Two summers ago, I wore skirts and t-shirts almost every day, and I went out and read in the sun and went to free concerts and Lauren and I drove around the lakes and our neighborhood with the windows down and the music loud, and we got ice cream from our favorite place and ate out in the courtyard and got together with our friends and bought cookbooks and cooked new things and visited with my family often. I also smiled a lot, even though I cried a lot too. I was scared about what was going to happen in my life but I had a plan and I was excited and nervous.
Last summer, I wore pajamas all the time, I cancelled plans every time I made them, and I didn't leave the house. I stopped talking to my friends and my family, couldn't stand my arms to be bare, and barely smiled.
Now it's nine months later, summer is almost here again, and I'm headed for Summer 2006: The Sequel.
I don't want to blame the change on our year in Oberlin. That change was in me. It was because I'm not taking care of myself. It was because my plans for my future sort of crashed around me, but it was also because I let myself be lonely and didn't push through my fears. It's also because I gained back all the weight lost and then some, and I feel self conscious and gross and don't want to be seen and feel uncomfortable in my own body. And it's been almost a year, and I'm doomed for a repeat.

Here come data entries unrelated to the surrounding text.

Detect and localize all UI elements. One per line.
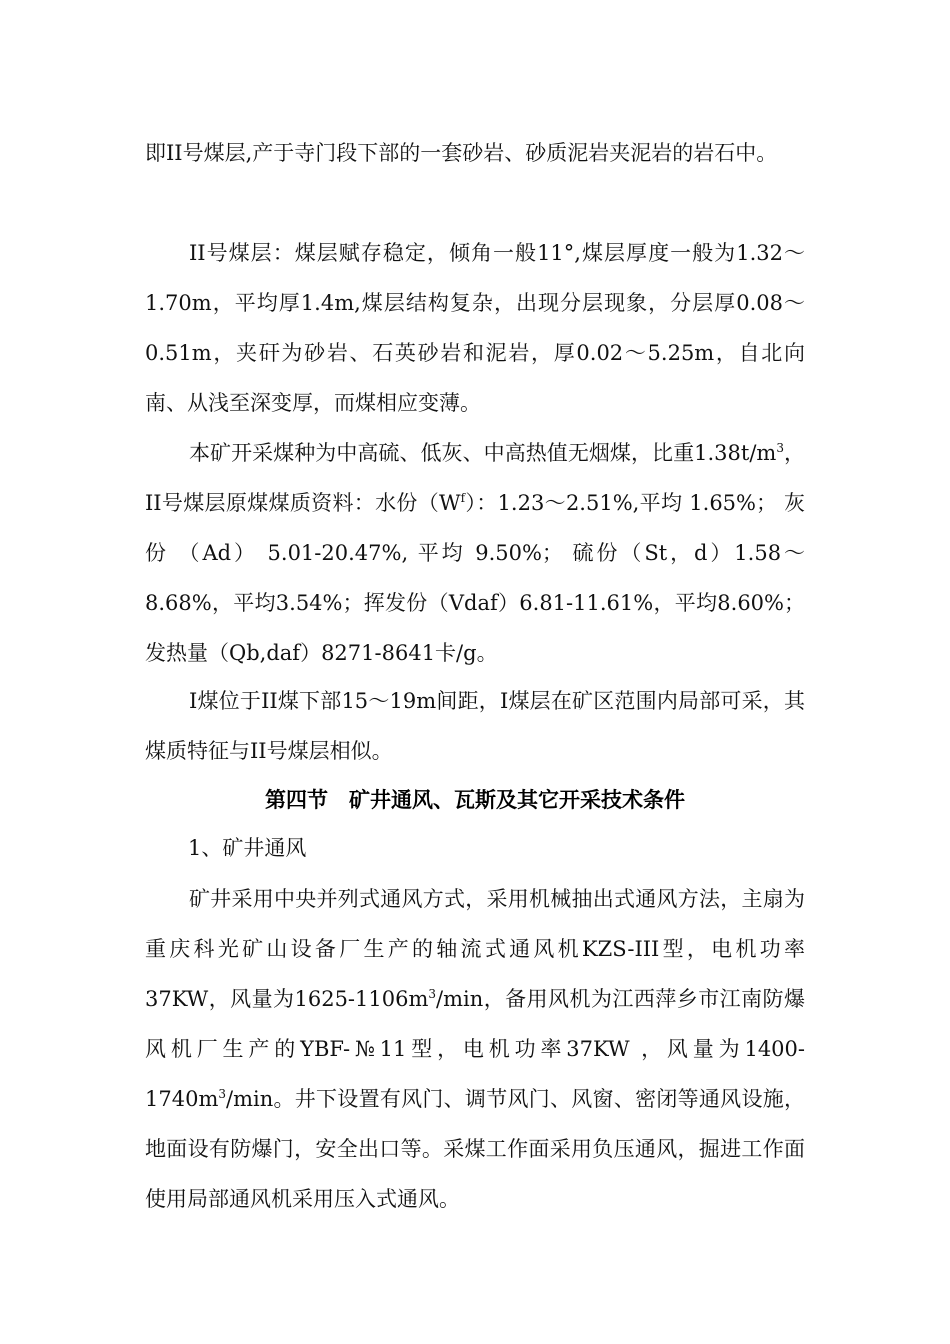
- paragraph-coal-quality: [145, 428, 805, 678]
- paragraph-text: I煤位于II煤下部15～19m间距，I煤层在矿区范围内局部可采，其煤质特征与II号煤层相似。: [145, 689, 805, 763]
- paragraph-text: ）：1.23～2.51%,平均 1.65%； 灰份 （Ad） 5.01-20.47%, 平均 9.50%； 硫份（St，d）1.58～8.68%，平均3.54%；挥发份（Vdaf）6.81-11.61%，平均8.60%；发热量（Qb,daf）8271-8641卡/g。: [145, 491, 805, 665]
- paragraph-seam-ii-description: [145, 228, 805, 428]
- paragraph-text: /min。井下设置有风门、调节风门、风窗、密闭等通风设施，地面设有防爆门，安全出口等。采煤工作面采用负压通风，掘进工作面使用局部通风机采用压入式通风。: [145, 1087, 805, 1211]
- subsection-title: 1、矿井通风: [188, 836, 307, 860]
- superscript: 3: [218, 1087, 226, 1101]
- paragraph-text: /min，备用风机为江西萍乡市江南防爆风机厂生产的YBF-№11型，电机功率37KW ，风量为1400-1740m: [145, 987, 805, 1111]
- paragraph-text: ，II号煤层原煤煤质资料：水份（W: [145, 441, 805, 515]
- paragraph-text: II号煤层：煤层赋存稳定，倾角一般11°,煤层厚度一般为1.32～1.70m，平均厚1.4m,煤层结构复杂，出现分层现象，分层厚0.08～0.51m，夹矸为砂岩、石英砂岩和泥岩，厚0.02～5.25m，自北向南、从浅至深变厚，而煤相应变薄。: [145, 241, 805, 415]
- section-heading: 第四节 矿井通风、瓦斯及其它开采技术条件: [265, 788, 685, 812]
- paragraph-text: 矿井采用中央并列式通风方式，采用机械抽出式通风方法，主扇为重庆科光矿山设备厂生产的轴流式通风机KZS-III型，电机功率37KW，风量为1625-1106m: [145, 887, 805, 1011]
- superscript: 3: [428, 987, 437, 1001]
- superscript: f: [460, 491, 466, 505]
- superscript: 3: [776, 441, 784, 455]
- paragraph-seam-i: [145, 676, 805, 776]
- paragraph-ventilation: [145, 874, 805, 1224]
- paragraph-text: 即II号煤层,产于寺门段下部的一套砂岩、砂质泥岩夹泥岩的岩石中。: [145, 141, 778, 165]
- paragraph-text: 本矿开采煤种为中高硫、低灰、中高热值无烟煤，比重1.38t/m: [189, 441, 777, 465]
- paragraph-seam-ii-location: [145, 128, 805, 178]
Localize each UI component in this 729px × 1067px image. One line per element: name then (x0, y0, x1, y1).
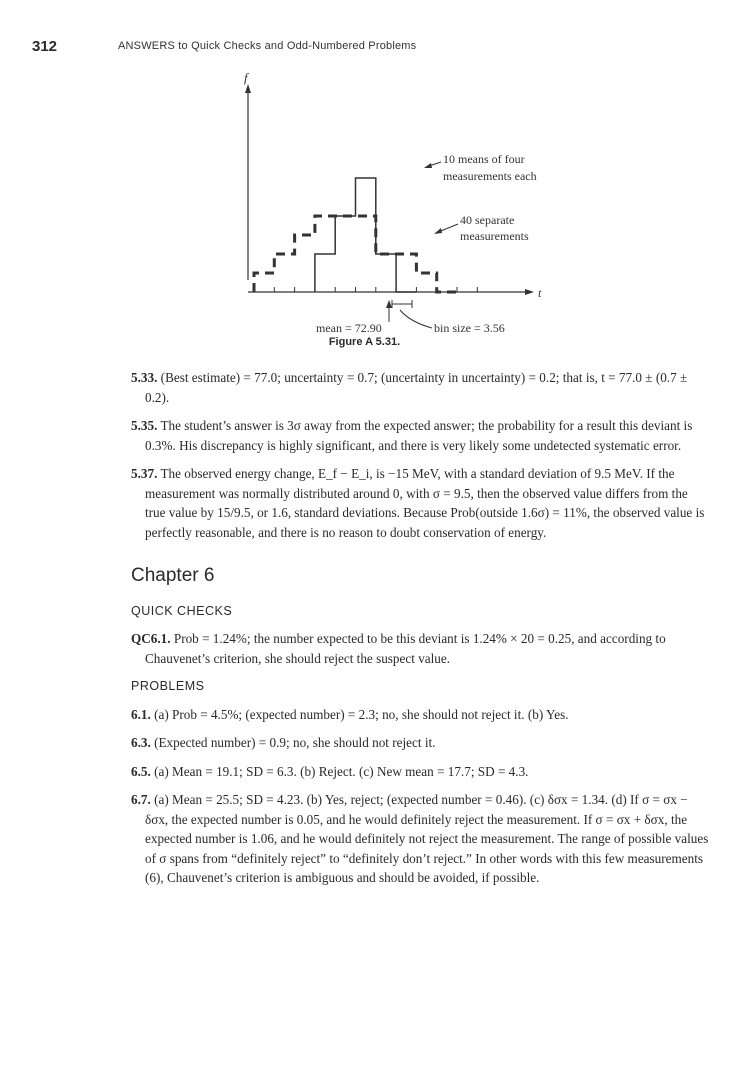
problem-text: (a) Mean = 25.5; SD = 4.23. (b) Yes, reject; (expected number = 0.46). (c) δσx = 1.34. (d) If σ = σx − δσx, the expected number is 0.05, and he would definitely reject the measurement. If σ = σx + δσx, the expected number is 1.06, and he would definitely not reject the measurement. The range of possible values of σ spans from “definitely reject” to “definitely don’t reject.” In other words with this few measurements (6), Chauvenet’s criterion is ambiguous and should be avoided, if possible. (145, 792, 709, 885)
bin-size-marker (392, 300, 432, 328)
answers-body (131, 368, 711, 897)
page-number: 312 (32, 38, 58, 55)
problem-5-33 (131, 368, 711, 407)
problem-text: (Expected number) = 0.9; no, she should not reject it. (154, 735, 436, 750)
problem-text: (a) Mean = 19.1; SD = 6.3. (b) Reject. (c) New mean = 17.7; SD = 4.3. (154, 763, 529, 779)
x-axis-label: t (538, 286, 542, 300)
x-axis-arrow (525, 289, 534, 295)
problem-6-3 (131, 733, 711, 753)
problem-number: 5.37. (131, 466, 158, 481)
quick-checks-heading: QUICK CHECKS (131, 603, 233, 618)
problem-number: QC6.1. (131, 631, 171, 646)
annotation-separate-line-2: measurements (460, 229, 529, 243)
problem-6-1 (131, 705, 711, 725)
x-axis (248, 286, 542, 300)
mean-marker-arrow (386, 300, 392, 308)
problem-number: 5.35. (131, 418, 158, 433)
annotation-means-of-four (424, 152, 537, 183)
problem-number: 6.1. (131, 706, 151, 722)
annotation-means-line-2: measurements each (443, 169, 537, 183)
bin-size-pointer (400, 310, 432, 328)
annotation-means-line-1: 10 means of four (443, 152, 525, 166)
problem-text: (a) Prob = 4.5%; (expected number) = 2.3; no, she should not reject it. (b) Yes. (154, 706, 569, 722)
annotation-separate (434, 213, 529, 243)
x-axis-ticks (254, 287, 477, 292)
problem-6-7 (131, 790, 711, 888)
y-axis-arrow (245, 84, 251, 93)
problem-number: 5.33. (131, 370, 158, 385)
running-head: ANSWERS to Quick Checks and Odd-Numbered Problems (118, 40, 417, 52)
bin-size-label: bin size = 3.56 (434, 321, 505, 335)
problem-6-5 (131, 762, 711, 782)
problem-text: (Best estimate) = 77.0; uncertainty = 0.7; (uncertainty in uncertainty) = 0.2; that is, t = 77.0 ± (0.7 ± 0.2). (145, 370, 688, 405)
problem-number: 6.5. (131, 763, 151, 779)
mean-marker (386, 300, 392, 322)
y-axis-label: f (244, 70, 248, 85)
annotation-separate-line-1: 40 separate (460, 213, 515, 227)
problems-heading: PROBLEMS (131, 679, 205, 693)
problem-text: The student’s answer is 3σ away from the expected answer; the probability for a result this deviant is 0.3%. His discrepancy is highly significant, and there is very likely some undetected systematic error. (145, 418, 693, 453)
problem-number: 6.7. (131, 792, 151, 807)
quick-check-6-1 (131, 629, 711, 668)
histogram-figure (0, 60, 729, 336)
problem-number: 6.3. (131, 735, 151, 750)
annotation-separate-arrowhead (434, 228, 442, 234)
annotation-means-arrowhead (424, 163, 432, 168)
problem-text: Prob = 1.24%; the number expected to be this deviant is 1.24% × 20 = 0.25, and according to Chauvenet’s criterion, she should reject the suspect value. (145, 631, 666, 666)
y-axis (244, 70, 251, 280)
page-header (32, 38, 692, 58)
histogram-means-of-four (315, 178, 417, 292)
problem-5-37 (131, 464, 711, 542)
problem-5-35 (131, 416, 711, 455)
histogram-separate-measurements (254, 216, 457, 292)
mean-label: mean = 72.90 (316, 321, 382, 335)
chapter-title: Chapter 6 (131, 565, 215, 586)
figure-caption: Figure A 5.31. (328, 336, 401, 348)
problem-text: The observed energy change, E_f − E_i, is −15 MeV, with a standard deviation of 9.5 MeV. If the measurement was normally distributed around 0, with σ = 9.5, then the observed value differs from the true value by 15/9.5, or 1.6, standard deviations. Because Prob(outside 1.6σ) = 11%, the observed value is perfectly reasonable, and there is no reason to doubt conservation of energy. (145, 466, 705, 540)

Today it's 76 degrees and sunny and I feel the urge to be outside reading. I don't even know the last time I felt that urge. It makes me feel hopeful, that if I start right now I can change fast enough to make this summer remind me why I love summer so damn much. But it also makes me want to cry, because I just don't know if I can.
But I can tell you this--a part of me misses being alive, and I need to do whatever I can to cling to that part of me, because the rest of me, however much it is the majority, has been winning for too long.